Charities do not make enough effort to communicate with different ethnic audiences, according to a study carried out for the RSPCA.
The research, by the social enterprise and consultancy Diverse Ethics, looked at the RSPCA’s communications with beneficiaries and supporters and compared them with 10 other charities of a similar size, including the NSPCC and Diabetes UK.
The report concluded that the charities’ websites gave the impression that all people were the same and had similar problems. "On many websites, there was spin about diversity, for example by using ethnic images, but little substance," it says.
The study also found evidence that charities lacked ethnic diversity among their management and trustees. "The overall impression one got was that ethnic community engagement was either not understood fully, or not valued by the leadership of these charities," the report says.
It singled out Oxfam in particular, saying that members of its management and executive team were "primarily mono-cultural".
Jane Cotton, director of human resources at Oxfam, said it was a multicultural organisation.
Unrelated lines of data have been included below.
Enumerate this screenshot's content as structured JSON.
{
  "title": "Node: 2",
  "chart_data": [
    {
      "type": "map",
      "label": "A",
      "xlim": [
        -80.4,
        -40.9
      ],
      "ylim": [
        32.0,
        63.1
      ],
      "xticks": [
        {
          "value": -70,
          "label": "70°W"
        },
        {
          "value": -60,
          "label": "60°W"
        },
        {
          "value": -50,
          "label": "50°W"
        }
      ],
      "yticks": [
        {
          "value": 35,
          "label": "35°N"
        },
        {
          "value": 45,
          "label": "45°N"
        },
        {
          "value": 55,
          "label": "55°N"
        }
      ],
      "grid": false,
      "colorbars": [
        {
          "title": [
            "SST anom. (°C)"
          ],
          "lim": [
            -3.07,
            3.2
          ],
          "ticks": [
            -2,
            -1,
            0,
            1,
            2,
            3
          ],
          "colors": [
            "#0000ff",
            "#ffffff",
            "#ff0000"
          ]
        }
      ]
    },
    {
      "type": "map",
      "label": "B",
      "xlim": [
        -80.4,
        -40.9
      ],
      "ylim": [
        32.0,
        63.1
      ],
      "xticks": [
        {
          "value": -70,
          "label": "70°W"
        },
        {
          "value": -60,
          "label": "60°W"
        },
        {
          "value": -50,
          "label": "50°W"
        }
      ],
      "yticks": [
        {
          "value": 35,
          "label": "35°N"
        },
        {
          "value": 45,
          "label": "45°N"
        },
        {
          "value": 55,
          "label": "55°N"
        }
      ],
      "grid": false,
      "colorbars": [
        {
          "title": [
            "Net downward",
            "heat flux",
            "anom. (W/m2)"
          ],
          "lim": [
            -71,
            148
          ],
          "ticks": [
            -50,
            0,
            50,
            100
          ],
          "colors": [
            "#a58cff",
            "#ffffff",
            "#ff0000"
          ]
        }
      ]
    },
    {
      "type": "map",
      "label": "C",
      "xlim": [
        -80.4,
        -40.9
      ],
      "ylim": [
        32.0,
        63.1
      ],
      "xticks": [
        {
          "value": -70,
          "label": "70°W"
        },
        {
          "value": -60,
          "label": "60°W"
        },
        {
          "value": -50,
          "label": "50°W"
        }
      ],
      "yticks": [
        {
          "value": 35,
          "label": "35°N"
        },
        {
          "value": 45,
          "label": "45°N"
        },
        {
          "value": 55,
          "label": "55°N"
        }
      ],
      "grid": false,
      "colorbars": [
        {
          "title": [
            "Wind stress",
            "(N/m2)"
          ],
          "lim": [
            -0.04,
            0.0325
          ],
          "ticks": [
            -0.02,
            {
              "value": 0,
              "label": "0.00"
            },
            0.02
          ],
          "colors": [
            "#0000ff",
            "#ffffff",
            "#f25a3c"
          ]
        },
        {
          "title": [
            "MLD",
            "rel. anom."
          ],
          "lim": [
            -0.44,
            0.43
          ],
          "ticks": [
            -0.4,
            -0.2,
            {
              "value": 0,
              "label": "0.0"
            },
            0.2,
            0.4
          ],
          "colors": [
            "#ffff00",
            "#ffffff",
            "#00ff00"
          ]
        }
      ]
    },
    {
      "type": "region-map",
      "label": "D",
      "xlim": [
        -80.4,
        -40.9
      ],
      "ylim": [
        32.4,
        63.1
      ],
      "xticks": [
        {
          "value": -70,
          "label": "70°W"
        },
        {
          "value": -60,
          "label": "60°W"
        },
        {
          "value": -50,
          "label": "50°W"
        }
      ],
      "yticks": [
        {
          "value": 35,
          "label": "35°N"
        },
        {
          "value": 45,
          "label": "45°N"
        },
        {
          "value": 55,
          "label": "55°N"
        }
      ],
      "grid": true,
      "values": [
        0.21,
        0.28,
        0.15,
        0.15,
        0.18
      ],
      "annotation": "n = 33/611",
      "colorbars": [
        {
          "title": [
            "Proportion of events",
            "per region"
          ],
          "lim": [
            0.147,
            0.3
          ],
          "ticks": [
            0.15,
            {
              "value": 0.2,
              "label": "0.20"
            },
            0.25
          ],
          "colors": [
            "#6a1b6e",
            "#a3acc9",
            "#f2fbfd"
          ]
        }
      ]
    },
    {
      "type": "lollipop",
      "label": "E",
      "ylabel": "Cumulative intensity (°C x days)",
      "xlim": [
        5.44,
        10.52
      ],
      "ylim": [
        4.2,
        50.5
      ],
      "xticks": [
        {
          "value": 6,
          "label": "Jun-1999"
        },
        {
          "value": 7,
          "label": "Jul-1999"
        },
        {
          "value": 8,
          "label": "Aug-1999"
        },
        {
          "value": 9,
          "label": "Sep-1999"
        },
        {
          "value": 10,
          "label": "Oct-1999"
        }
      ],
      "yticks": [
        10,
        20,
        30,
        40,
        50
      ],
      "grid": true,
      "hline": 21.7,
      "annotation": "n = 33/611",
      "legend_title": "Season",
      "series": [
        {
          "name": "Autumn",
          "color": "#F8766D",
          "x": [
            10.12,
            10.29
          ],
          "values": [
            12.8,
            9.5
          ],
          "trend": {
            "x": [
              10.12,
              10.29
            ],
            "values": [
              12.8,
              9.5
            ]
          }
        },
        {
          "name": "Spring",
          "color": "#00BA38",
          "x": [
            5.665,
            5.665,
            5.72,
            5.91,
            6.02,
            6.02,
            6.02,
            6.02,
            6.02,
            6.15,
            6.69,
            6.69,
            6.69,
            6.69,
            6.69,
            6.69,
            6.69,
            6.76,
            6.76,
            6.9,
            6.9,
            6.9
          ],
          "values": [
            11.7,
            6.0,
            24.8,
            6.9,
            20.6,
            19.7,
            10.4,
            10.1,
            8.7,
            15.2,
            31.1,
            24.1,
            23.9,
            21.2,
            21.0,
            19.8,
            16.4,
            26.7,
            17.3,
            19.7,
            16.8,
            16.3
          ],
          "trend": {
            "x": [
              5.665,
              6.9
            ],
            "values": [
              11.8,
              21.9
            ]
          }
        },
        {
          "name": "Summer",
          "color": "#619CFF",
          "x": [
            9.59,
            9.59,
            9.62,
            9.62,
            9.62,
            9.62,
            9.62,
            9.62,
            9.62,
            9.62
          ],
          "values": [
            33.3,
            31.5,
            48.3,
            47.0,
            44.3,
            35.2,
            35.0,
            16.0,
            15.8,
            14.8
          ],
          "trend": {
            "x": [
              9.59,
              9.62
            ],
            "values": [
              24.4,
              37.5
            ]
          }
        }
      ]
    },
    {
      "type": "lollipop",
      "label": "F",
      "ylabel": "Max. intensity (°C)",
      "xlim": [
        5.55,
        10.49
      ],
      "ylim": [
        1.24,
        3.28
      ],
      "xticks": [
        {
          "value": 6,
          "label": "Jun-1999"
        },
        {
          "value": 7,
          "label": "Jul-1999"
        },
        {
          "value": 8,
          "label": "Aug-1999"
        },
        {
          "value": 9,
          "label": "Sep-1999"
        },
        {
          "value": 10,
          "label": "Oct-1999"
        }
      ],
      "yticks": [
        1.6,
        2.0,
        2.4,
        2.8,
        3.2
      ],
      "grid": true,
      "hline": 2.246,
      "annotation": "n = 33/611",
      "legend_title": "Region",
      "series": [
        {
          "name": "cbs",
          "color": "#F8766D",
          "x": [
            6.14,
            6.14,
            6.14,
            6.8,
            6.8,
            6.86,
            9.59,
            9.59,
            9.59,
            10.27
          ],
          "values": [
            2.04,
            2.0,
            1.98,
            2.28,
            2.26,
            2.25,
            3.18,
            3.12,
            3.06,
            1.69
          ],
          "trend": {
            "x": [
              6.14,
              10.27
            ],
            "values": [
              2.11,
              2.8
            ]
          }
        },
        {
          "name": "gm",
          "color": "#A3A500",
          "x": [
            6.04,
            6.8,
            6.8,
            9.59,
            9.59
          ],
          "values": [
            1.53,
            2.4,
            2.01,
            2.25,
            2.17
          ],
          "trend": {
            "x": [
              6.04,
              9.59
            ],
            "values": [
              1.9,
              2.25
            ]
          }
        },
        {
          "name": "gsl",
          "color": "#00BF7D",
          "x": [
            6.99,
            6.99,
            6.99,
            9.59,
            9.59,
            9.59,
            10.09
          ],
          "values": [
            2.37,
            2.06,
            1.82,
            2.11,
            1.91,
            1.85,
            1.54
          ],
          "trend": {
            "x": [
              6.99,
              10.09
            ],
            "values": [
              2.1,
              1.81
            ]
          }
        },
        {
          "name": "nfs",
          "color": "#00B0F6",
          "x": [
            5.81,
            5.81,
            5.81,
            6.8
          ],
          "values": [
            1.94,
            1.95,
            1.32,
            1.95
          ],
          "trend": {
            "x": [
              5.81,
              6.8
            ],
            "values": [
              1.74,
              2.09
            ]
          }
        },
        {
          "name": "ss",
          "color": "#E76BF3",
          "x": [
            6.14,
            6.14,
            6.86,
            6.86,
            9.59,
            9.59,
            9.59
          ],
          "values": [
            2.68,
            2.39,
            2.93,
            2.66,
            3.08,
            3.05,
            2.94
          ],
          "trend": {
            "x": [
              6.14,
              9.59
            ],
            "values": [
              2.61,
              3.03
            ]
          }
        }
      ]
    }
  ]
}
"While a large number of staff in our head office are British, as is to be expected for an organisation based in England, Oxfam is a global organisation and key posts in our international offices reflect that," she said. "Four of our seven regional directors are from developing countries."
Atul Shah, chief executive of Diverse Ethics, said the RSPCA needed to "focus as much on the culture and values of human beings as on the animals".
He told Third Sector it was important for charities to develop communications strategies that were more inclusive of different ethnic groups.
In some cases, he said, if an ethnic group was particularly affected by an issue it might be appropriate to develop a sub-section of the website that was tailored to it.
"By making these changes, charities could benefit in terms of raising more funds from these groups and reaching more beneficiaries," said Shah. "And it could stop them from inadvertently discriminating through their communications."